A script-enabled browser is required for this page to function properly.

Sorting Character Data

Conventionally, when character data is sorted, the sort sequence is based on the numeric values of the characters defined by the character encoding scheme. Such a sort is called a binary sort and produces reasonable results for the English alphabet because the ASCII and EBCDIC standards define the letters A to Z in ascending numeric value. In the ASCII standard all uppercase letters appear before any lowercase letters. In the EBCDIC standards, the opposite is true: all lowercase letters appear before any uppercase letters.

Linguistic sorting is not supported on multi-byte character sets.

However, when characters used in other languages are present, a binary sort generally does not produce reasonable results. For example, an ascending ORDER BY query would return the character strings ABC, ABZ, BCD, ÄBC, in that sequence, when the Ä has a higher numeric value than B in the character encoding scheme.

To produce a sort sequence that matches the alphabetic sequence of characters for a particular language, another sort technique must be used that sorts characters independently of their numeric values in the character encoding scheme. This technique is called a linguistic sort.

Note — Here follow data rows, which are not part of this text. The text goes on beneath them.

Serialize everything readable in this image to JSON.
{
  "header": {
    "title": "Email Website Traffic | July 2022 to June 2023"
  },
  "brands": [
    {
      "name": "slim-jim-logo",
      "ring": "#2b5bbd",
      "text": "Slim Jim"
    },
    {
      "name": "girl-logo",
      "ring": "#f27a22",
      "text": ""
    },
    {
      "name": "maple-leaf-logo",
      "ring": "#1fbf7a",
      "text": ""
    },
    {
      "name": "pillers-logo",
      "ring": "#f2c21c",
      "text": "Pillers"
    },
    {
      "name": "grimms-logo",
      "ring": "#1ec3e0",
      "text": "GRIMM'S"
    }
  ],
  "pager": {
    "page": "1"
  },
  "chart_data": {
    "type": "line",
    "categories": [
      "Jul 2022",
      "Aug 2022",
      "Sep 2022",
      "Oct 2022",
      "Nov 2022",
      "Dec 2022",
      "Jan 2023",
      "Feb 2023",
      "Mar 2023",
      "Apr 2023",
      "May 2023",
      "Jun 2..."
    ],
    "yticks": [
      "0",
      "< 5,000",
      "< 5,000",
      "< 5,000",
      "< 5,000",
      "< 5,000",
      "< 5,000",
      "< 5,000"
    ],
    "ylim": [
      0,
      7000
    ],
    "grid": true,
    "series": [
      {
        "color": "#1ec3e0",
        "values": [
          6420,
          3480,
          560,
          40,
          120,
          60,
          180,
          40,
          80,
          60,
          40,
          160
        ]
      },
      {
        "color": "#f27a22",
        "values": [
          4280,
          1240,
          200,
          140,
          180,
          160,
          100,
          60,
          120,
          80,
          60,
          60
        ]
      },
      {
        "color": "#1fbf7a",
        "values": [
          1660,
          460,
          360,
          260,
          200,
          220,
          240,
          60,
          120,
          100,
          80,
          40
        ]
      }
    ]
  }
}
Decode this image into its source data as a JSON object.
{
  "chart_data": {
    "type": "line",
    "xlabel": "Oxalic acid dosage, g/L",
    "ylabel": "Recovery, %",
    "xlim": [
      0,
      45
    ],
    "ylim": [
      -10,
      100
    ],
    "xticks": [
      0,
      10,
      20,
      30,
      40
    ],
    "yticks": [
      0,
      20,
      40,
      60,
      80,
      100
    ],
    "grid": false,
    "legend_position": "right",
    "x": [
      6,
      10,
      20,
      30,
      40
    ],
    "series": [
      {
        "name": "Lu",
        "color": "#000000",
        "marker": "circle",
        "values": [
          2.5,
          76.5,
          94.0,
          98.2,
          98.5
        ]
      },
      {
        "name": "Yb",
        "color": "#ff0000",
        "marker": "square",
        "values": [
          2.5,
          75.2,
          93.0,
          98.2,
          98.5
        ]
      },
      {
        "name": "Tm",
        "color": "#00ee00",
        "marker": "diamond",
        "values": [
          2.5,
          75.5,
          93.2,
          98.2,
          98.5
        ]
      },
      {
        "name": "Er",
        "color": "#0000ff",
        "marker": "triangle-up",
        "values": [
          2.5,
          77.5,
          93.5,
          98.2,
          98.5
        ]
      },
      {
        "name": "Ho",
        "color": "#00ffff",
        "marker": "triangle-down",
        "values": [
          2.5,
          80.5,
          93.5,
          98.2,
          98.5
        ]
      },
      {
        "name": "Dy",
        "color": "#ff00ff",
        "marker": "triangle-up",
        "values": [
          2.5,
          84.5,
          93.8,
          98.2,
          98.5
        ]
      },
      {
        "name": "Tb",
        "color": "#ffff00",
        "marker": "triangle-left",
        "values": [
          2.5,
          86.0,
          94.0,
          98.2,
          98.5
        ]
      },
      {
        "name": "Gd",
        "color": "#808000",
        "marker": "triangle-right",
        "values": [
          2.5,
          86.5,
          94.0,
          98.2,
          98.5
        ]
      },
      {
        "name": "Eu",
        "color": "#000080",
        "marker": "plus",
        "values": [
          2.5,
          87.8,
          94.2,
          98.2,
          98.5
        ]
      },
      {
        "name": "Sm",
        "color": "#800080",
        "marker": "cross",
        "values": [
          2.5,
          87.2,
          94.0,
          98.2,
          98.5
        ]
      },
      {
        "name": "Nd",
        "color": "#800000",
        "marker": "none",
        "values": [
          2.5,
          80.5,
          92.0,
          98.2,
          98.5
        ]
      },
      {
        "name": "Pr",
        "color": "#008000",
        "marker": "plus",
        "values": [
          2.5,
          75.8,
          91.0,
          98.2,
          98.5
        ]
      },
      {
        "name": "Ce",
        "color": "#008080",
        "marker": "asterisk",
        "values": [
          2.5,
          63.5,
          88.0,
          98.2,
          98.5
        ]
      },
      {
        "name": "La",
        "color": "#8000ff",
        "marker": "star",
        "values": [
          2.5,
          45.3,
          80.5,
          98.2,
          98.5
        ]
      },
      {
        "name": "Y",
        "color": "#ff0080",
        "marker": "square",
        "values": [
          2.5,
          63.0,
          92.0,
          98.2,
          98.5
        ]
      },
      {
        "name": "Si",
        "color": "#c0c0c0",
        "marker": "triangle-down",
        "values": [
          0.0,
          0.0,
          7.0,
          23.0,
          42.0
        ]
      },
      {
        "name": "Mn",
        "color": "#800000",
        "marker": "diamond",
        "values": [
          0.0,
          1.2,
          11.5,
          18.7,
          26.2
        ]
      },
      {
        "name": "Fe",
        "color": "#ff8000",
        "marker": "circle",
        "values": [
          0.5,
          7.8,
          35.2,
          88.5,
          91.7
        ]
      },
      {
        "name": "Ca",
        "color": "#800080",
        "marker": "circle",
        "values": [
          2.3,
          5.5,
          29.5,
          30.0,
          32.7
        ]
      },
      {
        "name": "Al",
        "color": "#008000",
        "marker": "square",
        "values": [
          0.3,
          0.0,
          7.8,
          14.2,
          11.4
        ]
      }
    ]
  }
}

A linguistic sort operates by replacing characters with other binary values that reflect the character's proper linguistic order so that a binary sort returns the desired result.

Linguistic special cases

Linguistic special cases are character sequences that need to be treated as a single character when sorting. Such special cases are handled automatically when using a linguistic sort. For example, one of the linguistic sort sequences for Spanish specifies that the double characters ch and ll are sorted as single characters appearing between c and d and between l and m respectively.

Another example is the German language sharp s (ß). The linguistic sort sequence German can sort this sequence as the two characters SS, while the linguistic sort sequence American sorts it as SZ.

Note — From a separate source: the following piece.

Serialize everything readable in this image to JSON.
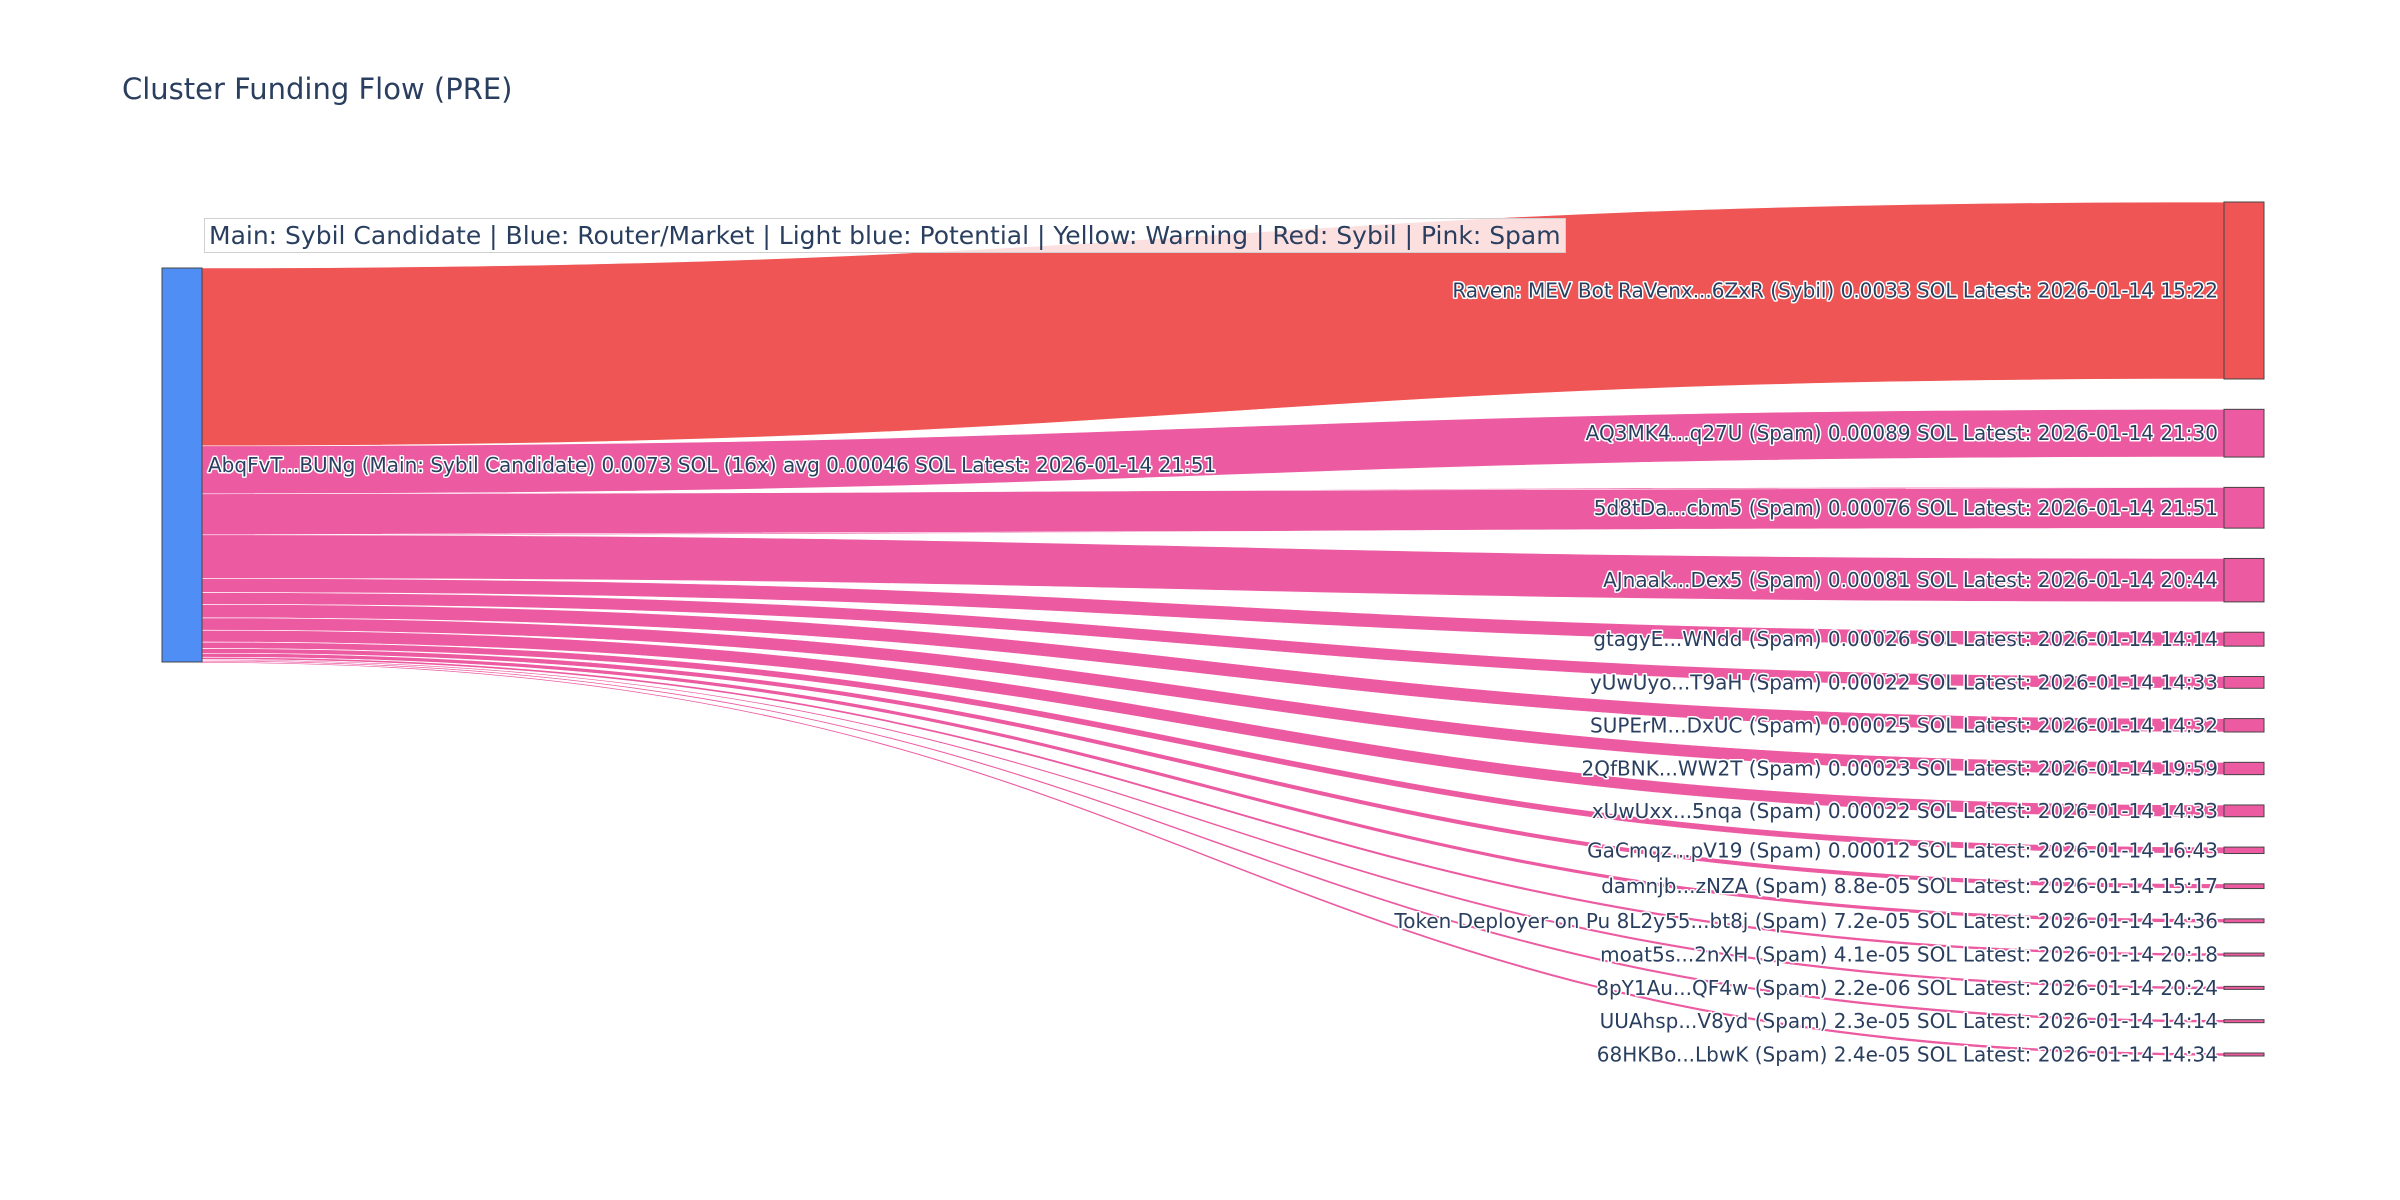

Special cases like these are also handled when converting uppercase characters to lowercase, and vice versa. For example, in German the uppercase of the sharp s is the two characters SS. Such case-conversion issues are handled by the NLS_UPPER, NLS_LOWER, and NLS_INITCAP functions, according to the conventions established by the linguistic sort sequence. (The standard functions UPPER, LOWER, and INITCAP do not handle these special cases.)

NLSSORT function

You can use the SQL function NLSSORT to sort character data. This function replaces a character string with the equivalent sort string used by the sort mechanism. For a binary sort, the sort string is the same as the input string. When a linguistic sort is being used, NLSSORT returns the binary values used to replace the original string.